Take your ancestors shopping
Alaska’s First Peoples lived on the bounty around them: berries, plants, caribou, deer, moose, fish, seal and whale. With the arrival of colonization, much of the knowledge of harvesting and preparing native foods was taken away as aboriginal Alaskans adapted to a Western cash-based economy. The result: dependence on store-bought processed foods.
The Alaska Native Tribal Health Consortium is reconnecting Indigenous Alaskans to traditional foods through a program called The Store Outside Your Door that reintroduces Alaska Native people to a lifestyle of identifying and harvesting foods where they live. The program works with communities to build food-sharing networks that employ traditional harvesters and hunters and make native foods more available.
In the program’s instructional video series, Traditional Foods, Contemporary Chef, chefs go out with local Alaska Natives to fish and harvest, then return to the kitchen to prepare a meal. Viewers might learn to make Alaskan fresh roll consisting of salmonberry shoots, sea asparagus, herring eggs, rice noodles and lettuce wrapped in a spring roll skin; halibut with a salmonberry reduction sauce; or rockfish braised with yarrow, wild parsley and spring greens, topped with with seal oil and seaweed accents.
Crossing treaty boundaries
In the years when Grand Ronde was terminated, Oregon Department of Fish and Wildlife had licensing authority over the tribe’s ability to fish and hunt. And when the federal government restored its recognition of Grand Ronde’s sovereignty, the state didn’t want to relinquish that authority. So the federal government gave the tribe a choice: Your land can be restored to you or you can have fishing and hunting rights. Not both. Grand Ronde chose the land.
Today, Grand Ronde comprises 11,662 acres, but tribal fishing and hunting continues to be regulated by the state. Senate Bill 3126, introduced in November 2021 by Oregon’s U.S. senators, Democrats Ron Wyden and Jeff Merkley, would change that by expanding the tribe’s fishing and hunting rights.

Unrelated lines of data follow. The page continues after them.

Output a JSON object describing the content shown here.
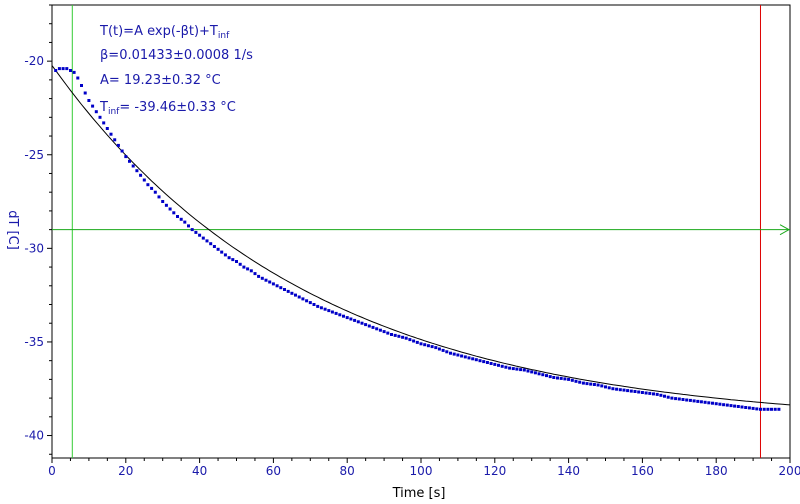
{
  "chart_data": {
    "type": "scatter",
    "xlabel": "Time [s]",
    "ylabel": "dT [C]",
    "xlim": [
      0,
      200
    ],
    "ylim": [
      -41.2,
      -17.0
    ],
    "x_ticks": [
      0,
      20,
      40,
      60,
      80,
      100,
      120,
      140,
      160,
      180,
      200
    ],
    "y_ticks": [
      -20,
      -25,
      -30,
      -35,
      -40
    ],
    "grid": false,
    "colors": {
      "axis_text": "#1a1aaa",
      "markers": "#0000c8",
      "fit_line": "#000000",
      "green_line": "#1aa81a",
      "green_vertical": "#33cc33",
      "red_line": "#dd0000"
    },
    "annotations": {
      "line1": "T(t)=A exp(-βt)+T",
      "line1_sub": "inf",
      "line2": "β=0.01433±0.0008 1/s",
      "line3": "A= 19.23±0.32 °C",
      "line4_pre": "T",
      "line4_sub": "inf",
      "line4_post": "= -39.46±0.33 °C"
    },
    "fit": {
      "A": 19.23,
      "beta": 0.01433,
      "T_inf": -39.46
    },
    "reference_lines": {
      "vertical_green_x": 5.5,
      "vertical_red_x": 192,
      "horizontal_green_y": -29.0
    },
    "series": [
      {
        "x": [
          1,
          2,
          3,
          4,
          5,
          6,
          7,
          8,
          9,
          10,
          12,
          14,
          16,
          18,
          20,
          22,
          24,
          26,
          28,
          30,
          32,
          34,
          36,
          38,
          40,
          42,
          44,
          46,
          48,
          50,
          52,
          54,
          56,
          58,
          60,
          64,
          68,
          72,
          76,
          80,
          84,
          88,
          92,
          96,
          100,
          104,
          108,
          112,
          116,
          120,
          124,
          128,
          132,
          136,
          140,
          144,
          148,
          152,
          156,
          160,
          164,
          168,
          172,
          176,
          180,
          184,
          188,
          192,
          195,
          197
        ],
        "y": [
          -20.5,
          -20.4,
          -20.4,
          -20.4,
          -20.5,
          -20.6,
          -20.9,
          -21.3,
          -21.7,
          -22.1,
          -22.7,
          -23.3,
          -23.9,
          -24.5,
          -25.1,
          -25.6,
          -26.1,
          -26.6,
          -27.0,
          -27.5,
          -27.9,
          -28.3,
          -28.6,
          -29.0,
          -29.3,
          -29.6,
          -29.9,
          -30.2,
          -30.5,
          -30.7,
          -31.0,
          -31.2,
          -31.5,
          -31.7,
          -31.9,
          -32.3,
          -32.7,
          -33.1,
          -33.4,
          -33.7,
          -34.0,
          -34.3,
          -34.6,
          -34.8,
          -35.1,
          -35.3,
          -35.6,
          -35.8,
          -36.0,
          -36.2,
          -36.4,
          -36.5,
          -36.7,
          -36.9,
          -37.0,
          -37.2,
          -37.3,
          -37.5,
          -37.6,
          -37.7,
          -37.8,
          -38.0,
          -38.1,
          -38.2,
          -38.3,
          -38.4,
          -38.5,
          -38.6,
          -38.6,
          -38.6
        ]
      }
    ]
  }
}
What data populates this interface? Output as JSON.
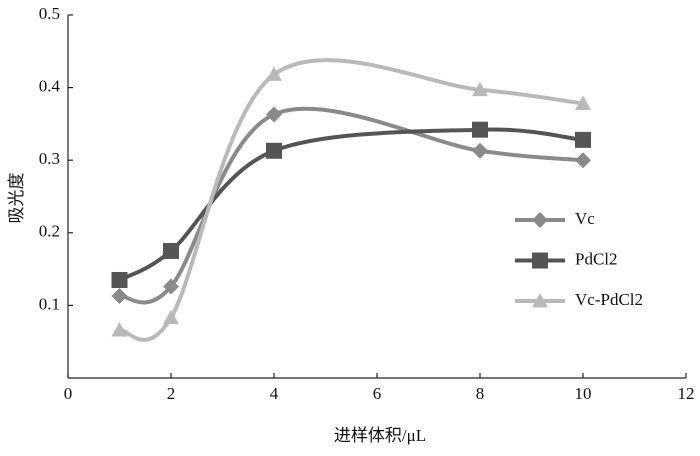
{
  "chart_data": {
    "type": "line",
    "x_label": "进样体积/μL",
    "y_label": "吸光度",
    "x": [
      1,
      2,
      4,
      8,
      10
    ],
    "series": [
      {
        "name": "Vc",
        "color": "#8a8a8a",
        "marker": "diamond",
        "values": [
          0.113,
          0.126,
          0.363,
          0.313,
          0.3
        ]
      },
      {
        "name": "PdCl2",
        "color": "#555555",
        "marker": "square",
        "values": [
          0.135,
          0.175,
          0.313,
          0.342,
          0.328
        ]
      },
      {
        "name": "Vc-PdCl2",
        "color": "#b9b9b9",
        "marker": "triangle",
        "values": [
          0.066,
          0.083,
          0.418,
          0.397,
          0.378
        ]
      }
    ],
    "xlim": [
      0,
      12
    ],
    "xticks": [
      0,
      2,
      4,
      6,
      8,
      10,
      12
    ],
    "ylim": [
      0,
      0.5
    ],
    "yticks": [
      0.1,
      0.2,
      0.3,
      0.4,
      0.5
    ],
    "smooth": true,
    "grid": false,
    "legend": "right"
  }
}
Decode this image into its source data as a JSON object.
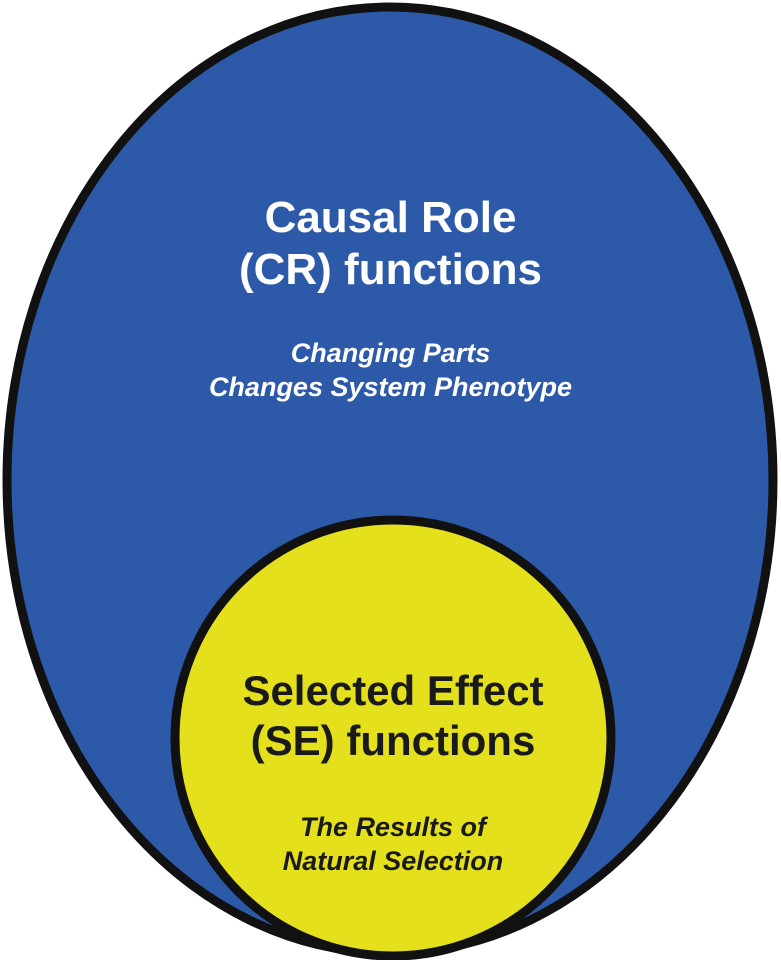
{
  "outer": {
    "title_line1": "Causal Role",
    "title_line2": "(CR) functions",
    "sub_line1": "Changing Parts",
    "sub_line2": "Changes System Phenotype",
    "fill": "#2d5aa8"
  },
  "inner": {
    "title_line1": "Selected Effect",
    "title_line2": "(SE) functions",
    "sub_line1": "The Results of",
    "sub_line2": "Natural Selection",
    "fill": "#e4e01c"
  },
  "outline": "#111111"
}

Meanwhile, Grand Ronde continues to bolster its food sovereignty initiatives through partnerships. The tribe receives salmon from hatcheries and meat from bear, deer and elk culled by the state. The tribe’s cultural committee organizes trips to harvest plants on tribal, federal and state lands. And some neighbors have made their lands available for harvesting.
“When we’ve opened the First Foods Celebration to the public and we’ve talked about these foods and where they grow, neighbors have said to us, ‘I have a pasture and I see those purple flowers everywhere. We didn’t know that was camas. Would you like to come and harvest from our fields?’” Ambrose said.
Ambrose collects recipes — she calls them “rez-ipes” — that are designed to make traditional foods easier to prepare. Ambrose uses bear meat in spaghetti and meatballs, elk meat in chili, and deer meat in meatloaf and stew. For younger generations raised on grocery store food, the rez-ipes can help make local foods more attractive.
Feeding body, mind and soul
Harvesting close to home is not easy for Indigenous people who live in metropolitan areas. Long Hearing Farm owner Elizabeth Bragg, who is Blackfeet/Cherokee/Gros Ventre, has a favorite saying: “When shopping for food, take your ancestors with you.” She credits Muckleshoot nutrition educator Valerie Segrest with that teaching.
“When shopping I ask myself, ‘What would my grandma want to see in her veggie box?’” Bragg said. “She’d like to see sweet corn. She’d like to see snap peas. She’d like to see tomatoes and lettuce and foods that she grew up eating. She might want some roasted beets. That would be exciting for her.”